Viele brachten ihre gesamte Familie mit nach Berlin. Kinder im Vorschulalter waren ebenso dabei wie Senioren. Manche hatten sich fantasievoll verkleidet, als Heuschrecke auf Stelzen, als Kuh oder als Huhn. Eine Frau aus Paderborn war als rosa Schwein unterwegs. „Ich möchte damit ein Zeichen gegen Massentierhaltung setzen. Schweine sind Lebewesen und fühlen den Schmerz wie wir Menschen. Sie werden teilweise auf brutalste Art getötet“, sagte die 39-Jährige.

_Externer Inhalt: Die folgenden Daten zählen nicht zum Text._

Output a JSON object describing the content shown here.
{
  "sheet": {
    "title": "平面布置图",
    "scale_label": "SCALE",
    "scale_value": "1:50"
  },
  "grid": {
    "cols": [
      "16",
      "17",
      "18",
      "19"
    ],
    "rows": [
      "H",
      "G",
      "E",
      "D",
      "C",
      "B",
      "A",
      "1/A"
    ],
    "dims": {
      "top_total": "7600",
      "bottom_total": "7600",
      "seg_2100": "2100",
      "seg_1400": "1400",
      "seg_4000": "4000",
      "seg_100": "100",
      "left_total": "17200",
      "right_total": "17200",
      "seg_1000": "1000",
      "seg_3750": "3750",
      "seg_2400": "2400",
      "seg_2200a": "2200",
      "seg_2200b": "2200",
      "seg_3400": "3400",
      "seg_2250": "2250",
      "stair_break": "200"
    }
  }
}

Ein Imker aus Berlin mit weißer Arbeitskluft und Netzmaske auf dem Kopf schob einen Sarg vor sich her. „Damit möchte ich auf das Bienensterben durch Glyphosat aufmerksam machen. Das Gift hat ja gerade erst europaweit eine Zulassung für weitere fünf Jahre bekommen“.

In Deutschland zeigte sich in den letzten Jahren ein immer größeres Bewusstsein für gesunde Ernährung. Ein Trend dabei ist veganes Essen. „Die Demo wird bei der Agrarministerkonferenz zu diesem Thema wahrscheinlich kaum Wirkung zeigen“, sagte Demoteilnehmer Daniel aus Berlin-Steglitz. „Aber es ist uns wichtig, hier Flagge für vegane Ernährung zu zeigen“, erklärte seine Begleiterin Rosa.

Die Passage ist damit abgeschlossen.